Updated: Comment #N
Problem/Motivation
Moving this into a public issue form the security team tracker, since the attack is a general one on web servers, and not specific to Drupal, and the information is already public.
Django made a security announcement regarding the BREACH attack:
https://www.djangoproject.com/weblog/2013/aug/06/breach-and-django/
Their approach of suggesting you turn off gzip/deflate seems infeasible for most people.
There's more information here: http://breachattack.com/
Drupal is less vulnerable than many web applications, since the CSRF token is usually different per form.
However, if a sensitive or administrative form is on the same page with a form without CSRF protection (e.g. a search form that takes values from the query string), it's possible to be vulnerable to this attack. You could also be vulnerable if there is other sensitive data on a page that includes such a form.
Also, this attack is more effective against a stream cipher like rc4, which many people witched to using due to the BEAST attack.
Proposed resolution
Possible suggested BREACH mitigations:
- Disabling HTTP compression
- Separating secrets from user input
- Randomizing secrets per request
- Masking secrets (effectively randomizing by XORing with a random secret per request)
- Protecting vulnerable pages with CSRF
- Length hiding (by adding random number of bytes to the responses)
- Rate-limiting the requests
#1, #2, and #3 don't seem very feasible.
#4 could be pretty trivially implemented by essentially splitting the form token into 2 parts - a secret that's constant (essentially what we send as the token today), and a XOR mask that varies on every request.

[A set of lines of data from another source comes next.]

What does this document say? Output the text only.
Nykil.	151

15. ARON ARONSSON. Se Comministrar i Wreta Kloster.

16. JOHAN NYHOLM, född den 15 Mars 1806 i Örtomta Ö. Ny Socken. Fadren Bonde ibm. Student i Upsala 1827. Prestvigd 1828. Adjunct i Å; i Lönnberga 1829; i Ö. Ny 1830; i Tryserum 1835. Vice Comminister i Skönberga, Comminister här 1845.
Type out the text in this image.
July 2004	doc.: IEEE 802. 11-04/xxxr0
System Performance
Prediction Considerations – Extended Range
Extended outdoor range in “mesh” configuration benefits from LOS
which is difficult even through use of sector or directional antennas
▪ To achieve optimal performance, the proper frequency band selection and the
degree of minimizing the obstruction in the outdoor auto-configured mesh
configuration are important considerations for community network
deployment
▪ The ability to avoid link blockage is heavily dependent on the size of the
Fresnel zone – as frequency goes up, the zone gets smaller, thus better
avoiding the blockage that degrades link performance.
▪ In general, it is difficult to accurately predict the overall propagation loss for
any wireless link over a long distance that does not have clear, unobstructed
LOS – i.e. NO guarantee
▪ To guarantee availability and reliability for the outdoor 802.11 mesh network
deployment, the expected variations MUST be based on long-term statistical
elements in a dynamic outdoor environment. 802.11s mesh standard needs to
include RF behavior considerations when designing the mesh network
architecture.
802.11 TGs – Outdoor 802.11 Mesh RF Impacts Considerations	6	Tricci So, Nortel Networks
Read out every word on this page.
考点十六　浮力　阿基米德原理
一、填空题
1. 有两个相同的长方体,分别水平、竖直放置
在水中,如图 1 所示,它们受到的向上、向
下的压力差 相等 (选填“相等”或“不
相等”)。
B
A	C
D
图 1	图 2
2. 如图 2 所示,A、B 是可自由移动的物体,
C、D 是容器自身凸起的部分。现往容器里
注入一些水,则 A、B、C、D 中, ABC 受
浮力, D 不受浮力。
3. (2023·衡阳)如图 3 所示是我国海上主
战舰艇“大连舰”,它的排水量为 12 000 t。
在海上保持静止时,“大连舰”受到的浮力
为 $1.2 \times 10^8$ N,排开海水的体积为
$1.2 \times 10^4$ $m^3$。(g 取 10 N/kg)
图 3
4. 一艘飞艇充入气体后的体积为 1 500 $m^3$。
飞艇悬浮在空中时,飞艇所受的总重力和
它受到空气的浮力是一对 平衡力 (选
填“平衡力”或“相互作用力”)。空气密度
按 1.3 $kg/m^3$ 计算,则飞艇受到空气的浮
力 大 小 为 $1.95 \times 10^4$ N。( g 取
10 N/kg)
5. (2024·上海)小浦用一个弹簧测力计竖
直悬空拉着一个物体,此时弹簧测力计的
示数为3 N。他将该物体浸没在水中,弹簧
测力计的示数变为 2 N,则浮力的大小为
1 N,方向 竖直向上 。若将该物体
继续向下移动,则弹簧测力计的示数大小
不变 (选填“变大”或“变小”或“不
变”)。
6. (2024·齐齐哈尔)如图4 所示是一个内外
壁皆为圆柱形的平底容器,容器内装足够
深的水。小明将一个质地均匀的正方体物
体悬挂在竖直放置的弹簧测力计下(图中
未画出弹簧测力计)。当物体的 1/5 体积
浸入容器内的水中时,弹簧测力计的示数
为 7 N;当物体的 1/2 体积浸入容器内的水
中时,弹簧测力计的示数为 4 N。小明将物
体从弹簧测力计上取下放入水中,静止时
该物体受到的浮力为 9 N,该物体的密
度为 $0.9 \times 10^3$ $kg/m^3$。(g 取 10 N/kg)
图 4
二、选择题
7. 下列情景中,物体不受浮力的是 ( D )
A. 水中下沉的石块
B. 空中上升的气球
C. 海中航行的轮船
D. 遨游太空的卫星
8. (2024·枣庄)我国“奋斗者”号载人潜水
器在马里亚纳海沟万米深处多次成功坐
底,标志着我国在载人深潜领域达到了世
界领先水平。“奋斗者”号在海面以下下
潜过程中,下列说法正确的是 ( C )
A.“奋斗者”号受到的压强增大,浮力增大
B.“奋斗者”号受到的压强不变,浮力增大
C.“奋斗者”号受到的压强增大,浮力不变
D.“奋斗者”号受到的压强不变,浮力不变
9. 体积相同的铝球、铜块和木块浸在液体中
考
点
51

The the valid token check would XOR the 2 parts and compare to the expected secret.
#5 We already protect most forms and actions against CSRF, so Drupal start out from a relatively strong position against this attack already.
#6 should be easy to implement as well:
At least for BREACH and possibly for the vulnerabilities described at http://www.isg.rhul.ac.uk/tls/ for rc4, a possible counter-measure would be injecting a random number of random bytes as a header, and also injecting a random number of random bytes into the HTML content (e.g. in the HEAD section)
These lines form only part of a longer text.